Another problem with the decision tree based approach is that the decision blocks and design blocks are predetermined. In decision tree 100, each decision block in the set of decision blocks 104 and each design block in the set of design blocks 108 are established when decision tree 100 is created. For example, in decision block 110, only two options are provided for the number of DB servers, one or two. In practice, the decision block may allow for many possible values (e.g., the number of DB servers or a storage capacity for the network), and therefore the decision tree can provide a branch for each possible value or at least a reasonable set of possible values. For example, in decision block 110, the network designer could enter the number of DB servers desired, which would be implemented in decision tree 100 as a different branch for each possible value. If decision tree 100 accommodates any integer from one to twenty, then there would be twenty branches leading from decision block 110, and for each branch, a decision block would be included for choosing the OS.

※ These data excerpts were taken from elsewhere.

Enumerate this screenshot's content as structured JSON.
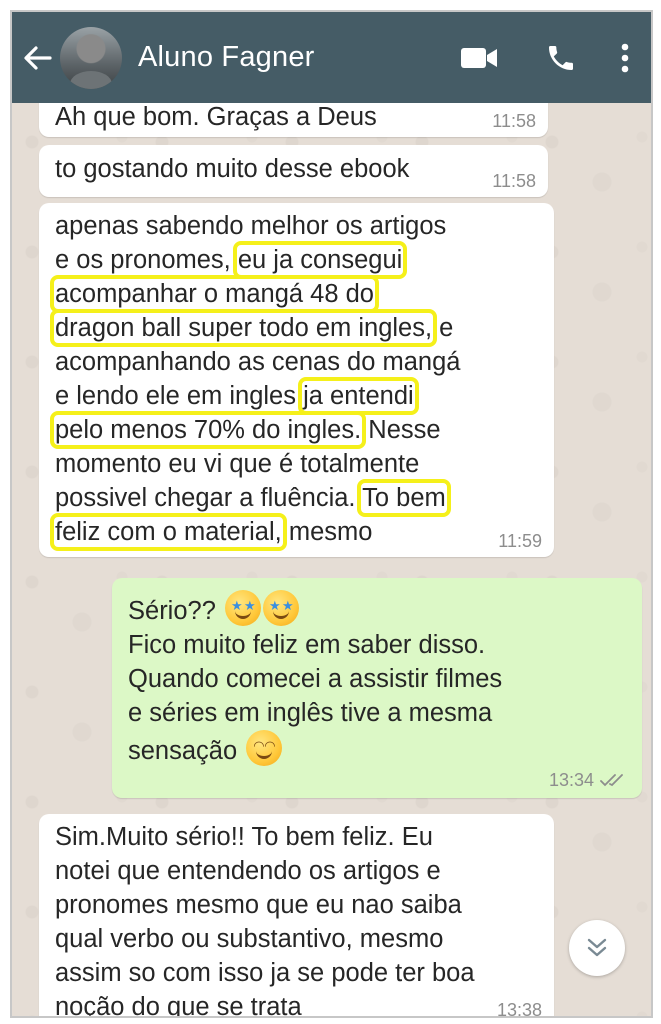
{
  "header": {
    "contact_name": "Aluno Fagner",
    "back_icon": "arrow-left-icon",
    "video_icon": "video-camera-icon",
    "call_icon": "phone-icon",
    "menu_icon": "more-vert-icon",
    "bg_color": "#455c66"
  },
  "messages": [
    {
      "direction": "in",
      "text": "Ah que bom. Graças a Deus",
      "time": "11:58"
    },
    {
      "direction": "in",
      "text": "to gostando muito desse ebook",
      "time": "11:58"
    },
    {
      "direction": "in",
      "lines": [
        "apenas sabendo melhor os artigos",
        "e os pronomes, ",
        "eu ja consegui",
        "acompanhar o mangá 48 do",
        "dragon ball super todo em ingles,",
        " e",
        "acompanhando as cenas do mangá",
        "e lendo ele em ingles ",
        "ja entendi",
        "pelo menos 70% do ingles.",
        " Nesse",
        "momento eu vi que é totalmente",
        "possivel chegar a fluência. ",
        "To bem",
        "feliz com o material,",
        " mesmo"
      ],
      "time": "11:59"
    },
    {
      "direction": "out",
      "line1": "Sério??",
      "line2": "Fico muito feliz em saber disso.",
      "line3": "Quando comecei a assistir filmes",
      "line4": "e séries em inglês tive a mesma",
      "line5": "sensação",
      "time": "13:34",
      "status": "read",
      "emojis": [
        "star-struck-icon",
        "star-struck-icon",
        "smiling-face-icon"
      ]
    },
    {
      "direction": "in",
      "lines": [
        "Sim.Muito sério!! To bem feliz. Eu",
        "notei que entendendo os artigos e",
        "pronomes mesmo que eu nao saiba",
        "qual verbo ou substantivo, mesmo",
        "assim so com isso ja se pode ter boa",
        "noção do que se trata"
      ],
      "time": "13:38"
    }
  ],
  "scroll_down_icon": "chevron-double-down-icon",
  "colors": {
    "incoming_bubble": "#ffffff",
    "outgoing_bubble": "#dcf8c6",
    "highlight": "#f5f01a",
    "chat_bg": "#e5ddd5"
  }
}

Unfortunately, allowing for a broad selection of options at each design block greatly increases the complexity of a decision tree, and the more complex the decision tree becomes, the more difficult it is for an administrator to maintain decision tree and the more difficult it is for a user to navigate and backtrack when necessary through the decision tree. Furthermore, not only is the user limited to selecting from the options presented at each decision block, ultimately the user is limited to selecting a design from those represented in the set of design blocks, which again must be chosen to balance the need for a wide selection of possible designs yet control the complexity of the decision tree.
Based on the foregoing, it is desirable to provide improved techniques for generating a description of a configuration for a network.